Excellent and highly relevant article; thank you for your work.
(Melbourne, Aus)
This article is very objective altough M A likes to bash China.
Great to see Dr. Song Li getting the deserved credit for his excellence at navigating the tumultuous Chinese web and mobile markets for the past 10 years
I expect Digu to perform well and, I hope, innovate in many ways on what Twitter did!
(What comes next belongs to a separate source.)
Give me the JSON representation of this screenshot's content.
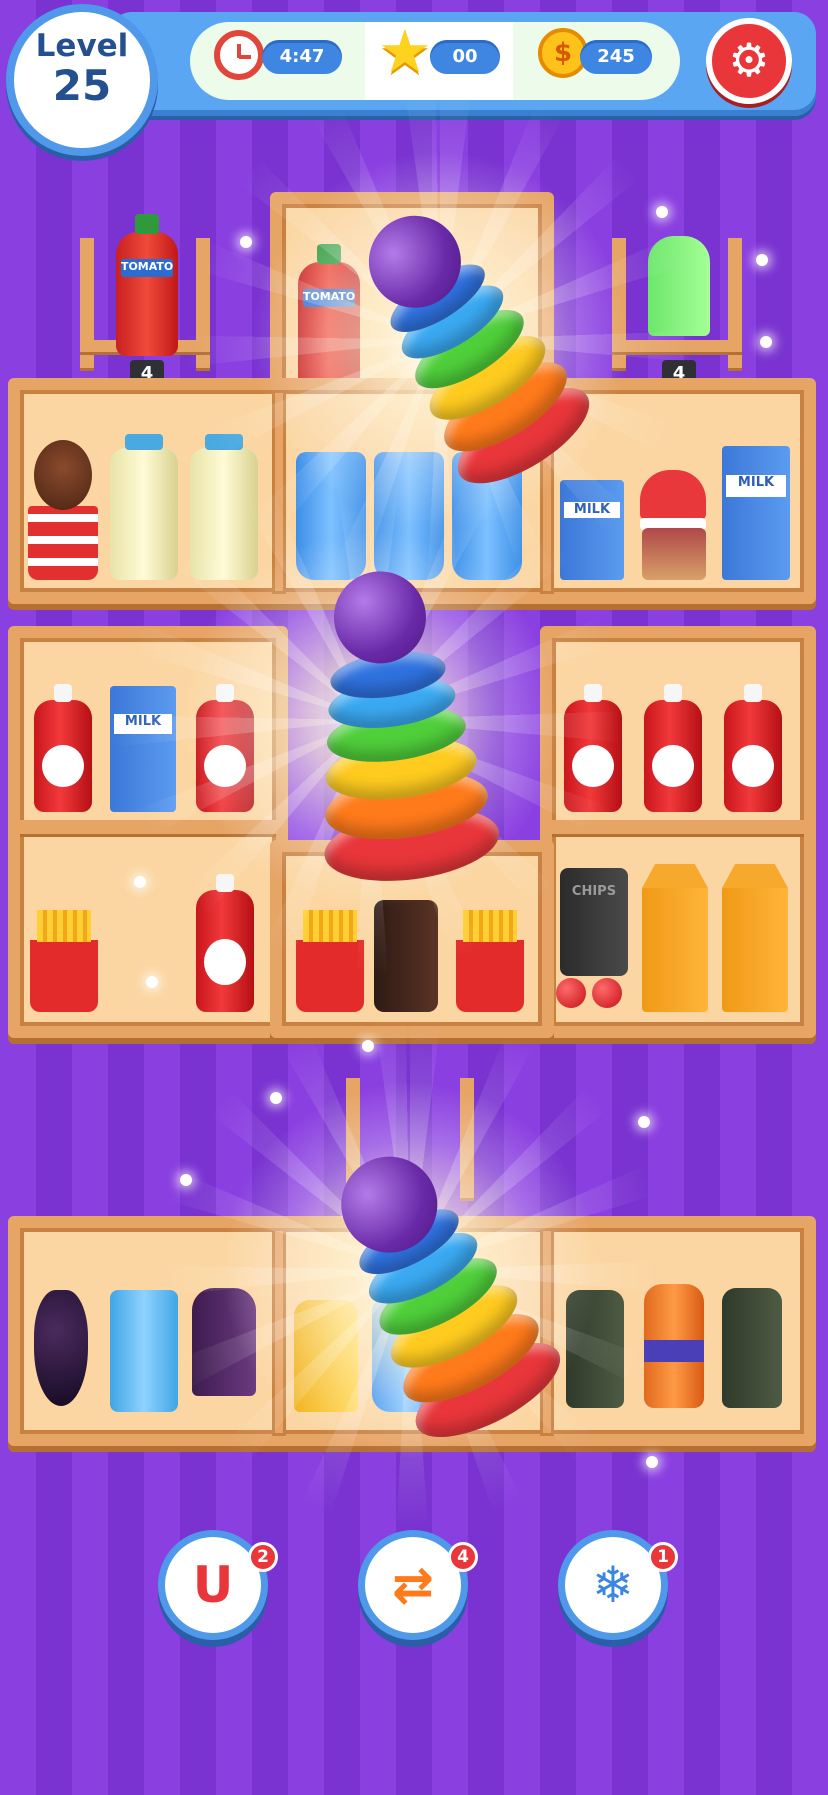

I’m an insider from zhenai.com, what Li said was not true. Actually with 3000 RMB service fee, they could NOT provide quality services, the labor cost, sales cost is high. The only way to make profit is to NOT provide enough services. Li knows this, their CEO Chen Si also knows this, but they won’t tell media. You can search zhenai.com’s Chinese name on baidu, you will find tons of complains.
Nice article. Lucy, you’re making progress.